Libéré de son espagnol, le don Quichotte de Damiano Michieletto est confiné dans un salon vert citron vintage, avec un mobilier qui respire le design emblématique d’une célèbre marque suédoise. Il y restera durant les cinq actes, à l’ouest la plupart du temps, dans un mélange de tranquillisants et d’alcool parmi des manuscrits déchirés après de nombreuses tentatives avortées d’écrire sa vie. Bref, un tableau clinique de perdant qui ferait flipper s’il n’y avait pas de véritables moments burlesques, la générosité de Sancho Pansa, soignant, majordome et cuisinier, sur une musique de scène brillante et inventive.

Dès le deuxième acte la magie opère, les chevaux de manège descendent des cintres et volent en arrière-plan, les prétendants surgissent des plis du canapé, du fond de la bibliothèque, sous le tapis, tels des diablotins ou des tortues ninja des dessins animés. A la place des moulins à vent, des couples de danseurs de flamenco masqués vêtus de noir comme des ombres chinoises donnent à cette comédie tragique des allures de farce funèbre d’une dimension onirique et picturale exceptionnelle. Les lignes de tension entre le kitsch et le sublime, le sacré et le profane, créent un langage esthétique extraordinaire dans un salon qui s’ouvre en profondeur telle une conque en spirale vers l’infinité du temps et de l’espace. Chevalier ” avec un visage triste » fait courir les moulins à vent avec pour seule arme un lampadaire, dans une séquence à la Chaplin, tournant sur lui-même sous les cuivres d’un ostinato de plus en plus frénétique.

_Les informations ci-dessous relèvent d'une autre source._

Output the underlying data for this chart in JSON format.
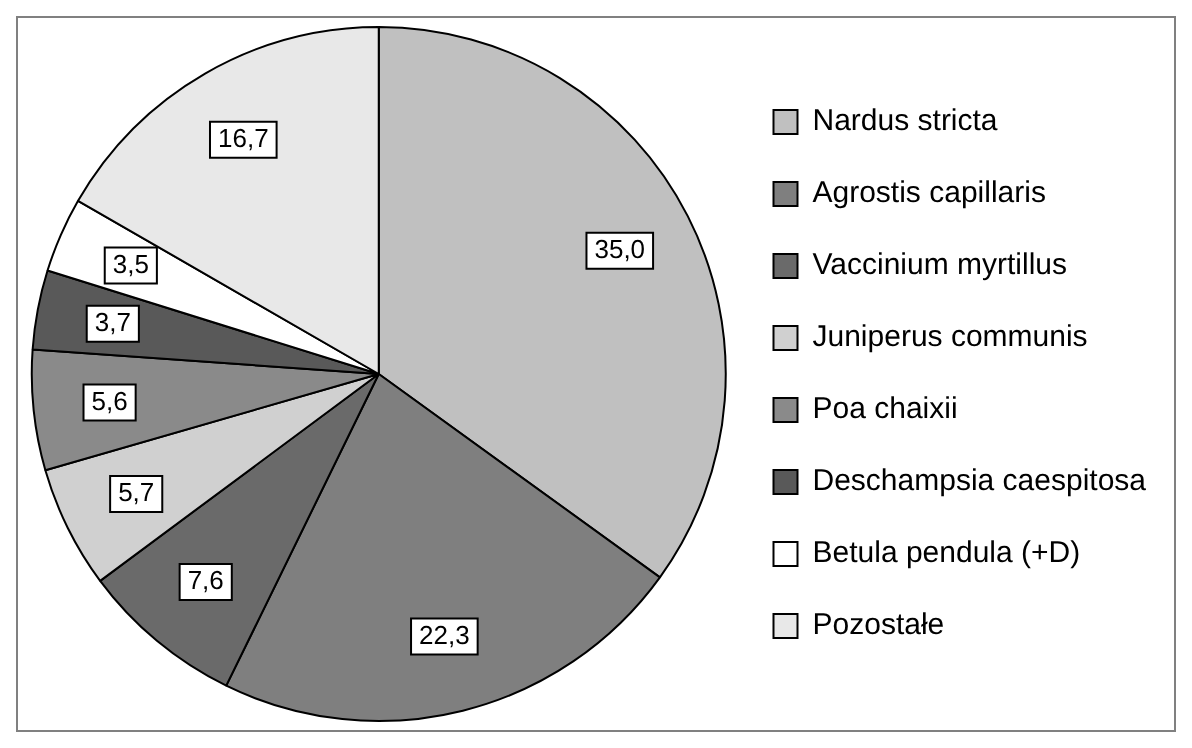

On comprend ensuite que tout n’est qu’une vision d’un homme qui n’a plus la tête froide et qui, le soir de sa mort, revit les scènes marquantes de sa jeunesse auréolée de son amour impossible pour Dulcinée. La place publique, devant la maison de la belle, prend des allures de comédie musicale américaine au style très West Side Story où s’affrontent des gangs rivaux, les prétendants en blazers étudiants, Marine Chagnon, Emy Gazeilles et Nicholas Jones, viennent narguer « le fou » ballotté au milieu d’une foule indifférente. Il faut saluer la chorégraphie remarquable de Thomas Wilhelm, et l’éclat du chœur parfaitement sollicité lors des scènes de bal, qui rappellent les booms surannés des années yéyé, en jeans et blousons de cuir, sur des mouvements de danse qui brouillent l’image d’un tel rêve.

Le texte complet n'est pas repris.